At the risk of further confusing the issue (there are already 2 answers focusing on different aspects!!), I am going to focus on a somewhat different aspect of this question that I think we need to nail down before it can be addressed.
Going mostly off your question title, it would help to know what you mean by genotype vs. allele frequencies. These are quite different, and it's not clear how you are trying to employ them. Speaking strictly, we use alleles to talk about genetic variation within a locus, and genotype variation to also mean variation across loci as well (how alleles across loci are sorted into individuals; this is sometimes also called "gamete frequency"). Of course, people generally talk about HWE in the context of only a single locus, which means that it is easy to get tripped up here.
It is possible for us to have non-equilibrium genotypes while also having equilibrium allele frequencies, in direct response to your question title. A trivial example of this is linkage: when two loci are very close to each other on a chromosome, their alleles will be more closely correlated than genes on different chromosomes. This yields the phenomenon with the unfortunate name linkage disequilibrium (LD), which implies nothing about evolution or HWE but rather about a non-equilibrium mixing of alleles into genotypes.

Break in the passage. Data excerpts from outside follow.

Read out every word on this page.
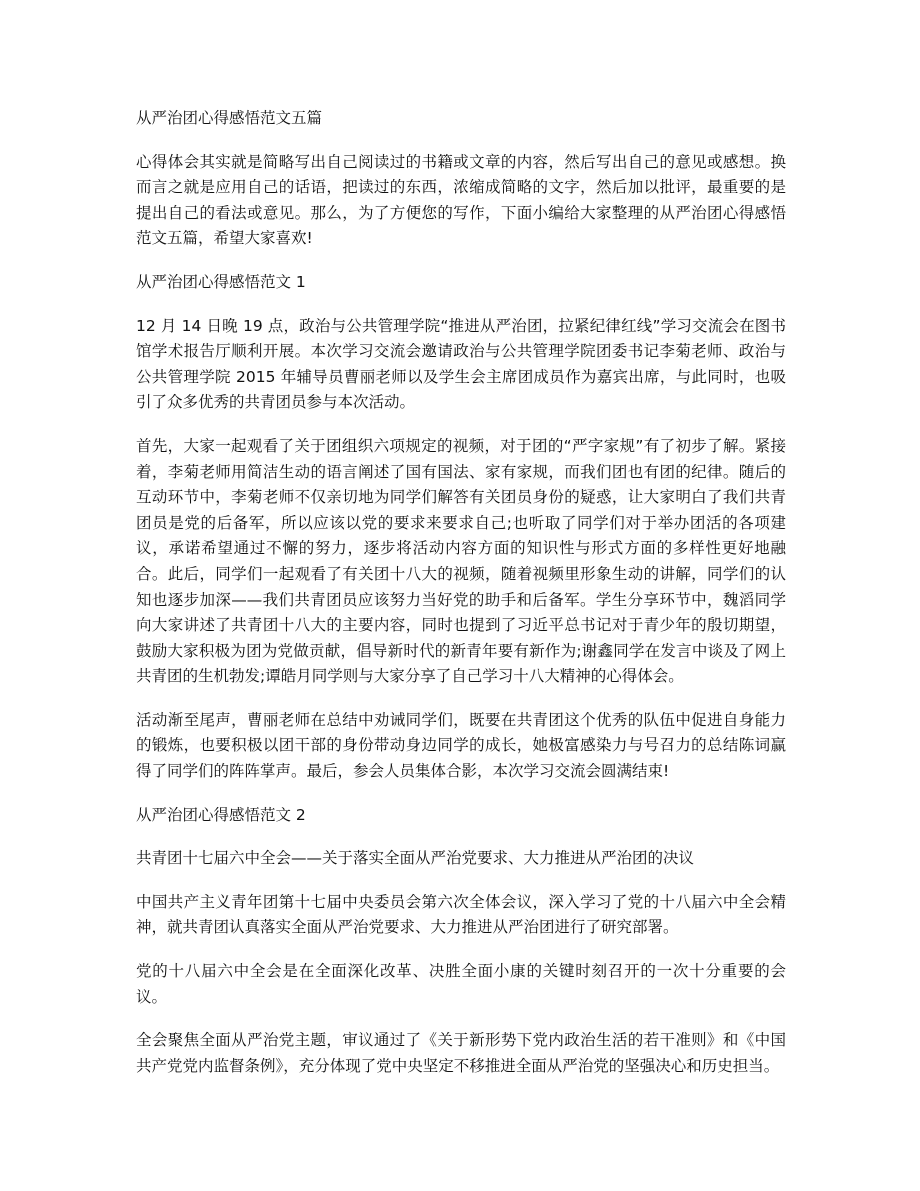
从严治团心得感悟范文五篇

心得体会其实就是简略写出自己阅读过的书籍或文章的内容，然后写出自己的意见或感想。换而言之就是应用自己的话语，把读过的东西，浓缩成简略的文字，然后加以批评，最重要的是提出自己的看法或意见。那么，为了方便您的写作，下面小编给大家整理的从严治团心得感悟范文五篇，希望大家喜欢!

从严治团心得感悟范文 1

12 月 14 日晚 19 点，政治与公共管理学院“推进从严治团，拉紧纪律红线”学习交流会在图书馆学术报告厅顺利开展。本次学习交流会邀请政治与公共管理学院团委书记李菊老师、政治与公共管理学院 2015 年辅导员曹丽老师以及学生会主席团成员作为嘉宾出席，与此同时，也吸引了众多优秀的共青团员参与本次活动。

首先，大家一起观看了关于团组织六项规定的视频，对于团的“严字家规”有了初步了解。紧接着，李菊老师用简洁生动的语言阐述了国有国法、家有家规，而我们团也有团的纪律。随后的互动环节中，李菊老师不仅亲切地为同学们解答有关团员身份的疑惑，让大家明白了我们共青团员是党的后备军，所以应该以党的要求来要求自己;也听取了同学们对于举办团活的各项建议，承诺希望通过不懈的努力，逐步将活动内容方面的知识性与形式方面的多样性更好地融合。此后，同学们一起观看了有关团十八大的视频，随着视频里形象生动的讲解，同学们的认知也逐步加深——我们共青团员应该努力当好党的助手和后备军。学生分享环节中，魏滔同学向大家讲述了共青团十八大的主要内容，同时也提到了习近平总书记对于青少年的殷切期望，鼓励大家积极为团为党做贡献，倡导新时代的新青年要有新作为;谢鑫同学在发言中谈及了网上共青团的生机勃发;谭皓月同学则与大家分享了自己学习十八大精神的心得体会。

活动渐至尾声，曹丽老师在总结中劝诫同学们，既要在共青团这个优秀的队伍中促进自身能力的锻炼，也要积极以团干部的身份带动身边同学的成长，她极富感染力与号召力的总结陈词赢得了同学们的阵阵掌声。最后，参会人员集体合影，本次学习交流会圆满结束!

从严治团心得感悟范文 2

共青团十七届六中全会——关于落实全面从严治党要求、大力推进从严治团的决议

中国共产主义青年团第十七届中央委员会第六次全体会议，深入学习了党的十八届六中全会精神，就共青团认真落实全面从严治党要求、大力推进从严治团进行了研究部署。

党的十八届六中全会是在全面深化改革、决胜全面小康的关键时刻召开的一次十分重要的会议。

全会聚焦全面从严治党主题，审议通过了《关于新形势下党内政治生活的若干准则》和《中国共产党党内监督条例》，充分体现了党中央坚定不移推进全面从严治党的坚强决心和历史担当。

For context, it is quite common to apply tests of HWE locus-by-locus in genomics, as a sort of quality control or preprocessing step. It is also common to measure LD for relevant pairs of loci, but there is not much biological relationship between these measures (even though LD can be thought of as an extension of Hardy-Weinberg to a multilocus case, for historical perspective see here.). In any realistic case, global linkage equilibrium across the genome is very unlikely, whereas HWE for most loci is very likely.
As a thought experiment, imagine that a (neutral) inversion arises, and then starts segregating. All of the alleles remain at HWE, but suddenly you have new LD (genotypic disequilibrium) that wasn't there before.
With all that out of the way, I see no reason why evolution could not happen at the level of overall genotypes even in the case that HWE is maintained statistically. This can be achieved by the evolution of e.g. sign epistasis, I am sure there are other examples as well that would yield apparent HWE while trait evolution is technically still going on.
I think that it might be fair to say that monogenic evolution isn't happening with apparent HWE, I don't think that you can say the same thing for polygenic evolution.
I'll finish by just saying that I refer specifically to the statistical phenomenon of HWE, and not to the assumptions themselves (which would be tautological; "can evolution happen if you assume there's no evolution?" as commenters point out). After all, You can violate most of the assumptions of HWE and still end up with allele frequencies that look like HWE:
Although statistical deviation from Hardy-Weinberg expectations generally indicates violation of the assumptions of the theorem, the converse is not necessarily true. Some forms of natural selection (e.g., balancing selection, which maintains multiple alleles in a population) can generate genotypic frequency distributions that conform to Hardy-Weinberg expectations. It may also be true that migration or mutation is occurring, but at such low rates as to be undetectable using available statistical methods. And, of course, all real populations are finite and thus susceptible to at least some evolution via genetic drift.